In their study published in “Scientific Reports “on August 30, the 57357 research team lead by Dr Shahenda El Naggar- head of 57357’s research department- investigated tissues of 93 patient samples while following up on their prognosis throughout a duration of 5 years.
Investigation results showed that samples with accumulated aggregomes exceeding 20% of the cells, were associated with a poor prognosis of the disease.
In a previous study, El Naggar was able to identify aggresomes in choroid plexus carcinoma CPC, a malignant type of cancer while they were barely found in the benign form of the tumour, the CPP. This led her to investigate their presence and their prognostic value in other pediatric brain tumors, mainly the aggressive types such as Medulloblastoma.
Historically, MB patients were mainly classified into three risk groups according to Chang’s staging system namely standard risk, high risk, and infant medulloblastoma risk group for infants of less than 3 years.
In recent years, extensive genomic studies of MB tumors identified 4 molecular subgroups. The joint use of both Chang’s and molecular classification enabled superior risk grouping and hence influenced treatment options.

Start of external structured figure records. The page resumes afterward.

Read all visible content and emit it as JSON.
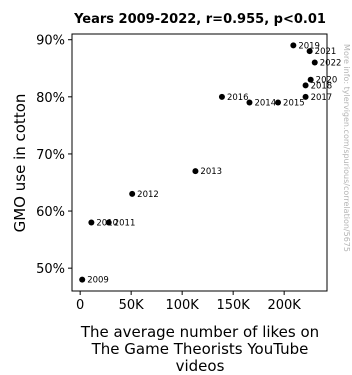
{
  "chart_data": {
    "type": "scatter",
    "title": "Years 2009-2022, r=0.955, p<0.01",
    "xlabel": [
      "The average number of likes on",
      "The Game Theorists YouTube",
      "videos"
    ],
    "ylabel": "GMO use in cotton",
    "xlim": [
      -8000,
      242000
    ],
    "ylim": [
      46,
      91
    ],
    "x_ticks": [
      {
        "value": 0,
        "label": "0"
      },
      {
        "value": 50000,
        "label": "50K"
      },
      {
        "value": 100000,
        "label": "100K"
      },
      {
        "value": 150000,
        "label": "150K"
      },
      {
        "value": 200000,
        "label": "200K"
      }
    ],
    "y_ticks": [
      {
        "value": 50,
        "label": "50%"
      },
      {
        "value": 60,
        "label": "60%"
      },
      {
        "value": 70,
        "label": "70%"
      },
      {
        "value": 80,
        "label": "80%"
      },
      {
        "value": 90,
        "label": "90%"
      }
    ],
    "points": [
      {
        "label": "2009",
        "x": 2000,
        "y": 48
      },
      {
        "label": "2010",
        "x": 11000,
        "y": 58
      },
      {
        "label": "2011",
        "x": 28000,
        "y": 58
      },
      {
        "label": "2012",
        "x": 51000,
        "y": 63
      },
      {
        "label": "2013",
        "x": 113000,
        "y": 67
      },
      {
        "label": "2016",
        "x": 139000,
        "y": 80
      },
      {
        "label": "2014",
        "x": 166000,
        "y": 79
      },
      {
        "label": "2015",
        "x": 194000,
        "y": 79
      },
      {
        "label": "2017",
        "x": 221000,
        "y": 80
      },
      {
        "label": "2018",
        "x": 221000,
        "y": 82
      },
      {
        "label": "2020",
        "x": 226000,
        "y": 83
      },
      {
        "label": "2022",
        "x": 230000,
        "y": 86
      },
      {
        "label": "2021",
        "x": 225000,
        "y": 88
      },
      {
        "label": "2019",
        "x": 209000,
        "y": 89
      }
    ],
    "grid": false,
    "marker_color": "#000000"
  },
  "watermark": "More info: tylervigen.com/spurious/correlation/5675"
}
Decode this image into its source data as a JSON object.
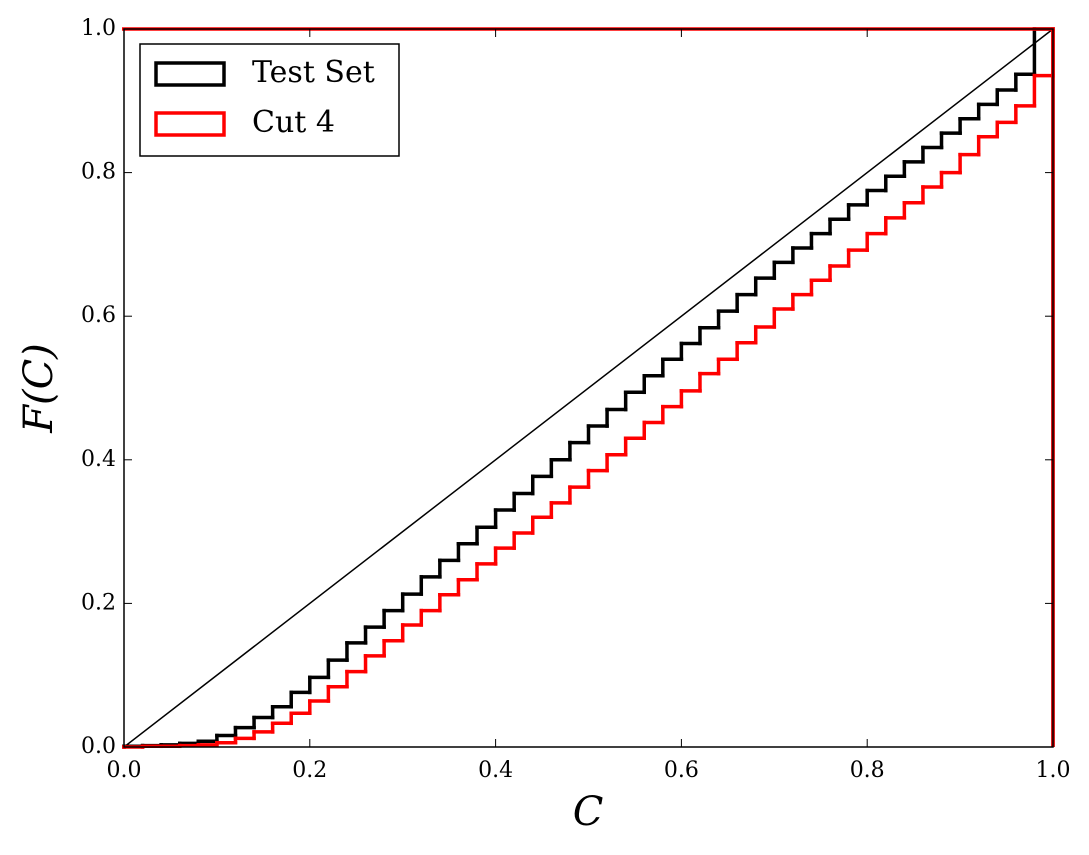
{
  "chart_data": {
    "type": "step-cumulative-histogram",
    "xlabel": "C",
    "ylabel": "F(C)",
    "xlim": [
      0,
      1
    ],
    "ylim": [
      0,
      1
    ],
    "xticks": [
      {
        "value": 0,
        "label": "0.0"
      },
      {
        "value": 0.2,
        "label": "0.2"
      },
      {
        "value": 0.4,
        "label": "0.4"
      },
      {
        "value": 0.6,
        "label": "0.6"
      },
      {
        "value": 0.8,
        "label": "0.8"
      },
      {
        "value": 1,
        "label": "1.0"
      }
    ],
    "yticks": [
      {
        "value": 0,
        "label": "0.0"
      },
      {
        "value": 0.2,
        "label": "0.2"
      },
      {
        "value": 0.4,
        "label": "0.4"
      },
      {
        "value": 0.6,
        "label": "0.6"
      },
      {
        "value": 0.8,
        "label": "0.8"
      },
      {
        "value": 1,
        "label": "1.0"
      }
    ],
    "bins": [
      0,
      0.02,
      0.04,
      0.06,
      0.08,
      0.1,
      0.12,
      0.14,
      0.16,
      0.18,
      0.2,
      0.22,
      0.24,
      0.26,
      0.28,
      0.3,
      0.32,
      0.34,
      0.36,
      0.38,
      0.4,
      0.42,
      0.44,
      0.46,
      0.48,
      0.5,
      0.52,
      0.54,
      0.56,
      0.58,
      0.6,
      0.62,
      0.64,
      0.66,
      0.68,
      0.7,
      0.72,
      0.74,
      0.76,
      0.78,
      0.8,
      0.82,
      0.84,
      0.86,
      0.88,
      0.9,
      0.92,
      0.94,
      0.96,
      0.98,
      1
    ],
    "series": [
      {
        "name": "Test Set",
        "color": "#000000",
        "values": [
          0.001,
          0.002,
          0.003,
          0.005,
          0.008,
          0.016,
          0.027,
          0.041,
          0.056,
          0.076,
          0.097,
          0.121,
          0.145,
          0.167,
          0.19,
          0.213,
          0.237,
          0.26,
          0.283,
          0.306,
          0.33,
          0.353,
          0.377,
          0.4,
          0.424,
          0.447,
          0.47,
          0.494,
          0.517,
          0.54,
          0.562,
          0.584,
          0.607,
          0.63,
          0.653,
          0.675,
          0.695,
          0.715,
          0.735,
          0.755,
          0.775,
          0.795,
          0.815,
          0.835,
          0.855,
          0.875,
          0.895,
          0.915,
          0.937,
          1.0
        ]
      },
      {
        "name": "Cut 4",
        "color": "#ff0000",
        "values": [
          0,
          0.001,
          0.001,
          0.002,
          0.003,
          0.006,
          0.012,
          0.021,
          0.033,
          0.047,
          0.064,
          0.084,
          0.105,
          0.127,
          0.148,
          0.17,
          0.19,
          0.212,
          0.233,
          0.255,
          0.277,
          0.298,
          0.32,
          0.34,
          0.362,
          0.385,
          0.407,
          0.43,
          0.452,
          0.474,
          0.496,
          0.52,
          0.54,
          0.563,
          0.585,
          0.61,
          0.63,
          0.65,
          0.67,
          0.692,
          0.715,
          0.737,
          0.758,
          0.78,
          0.8,
          0.825,
          0.85,
          0.87,
          0.893,
          0.935,
          1.0
        ]
      }
    ],
    "reference_line": {
      "x": [
        0,
        1
      ],
      "y": [
        0,
        1
      ],
      "color": "#000000"
    },
    "legend": "upper left"
  }
}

Building on their results, the team proposes that testing for the presence of aggresomes in MB tumor samples could be integrated with molecular grouping to set up a better model for predicting patients’ outcomes.
“While molecular stratification requires expensive tools and equipment, screening for the presence of aggresomes is easy and inexpensive”, reveals Maha Yehia, first co-author in the study.
She further highlights that the study would not have been possible without 57357’s advanced data base and bio-bank.
“Validating our results in larger cohort group is priority” Elnaggar emphasizes, as the team will also try to have better glimpse on the enigmatic relationship between brain tumors and aggresomes.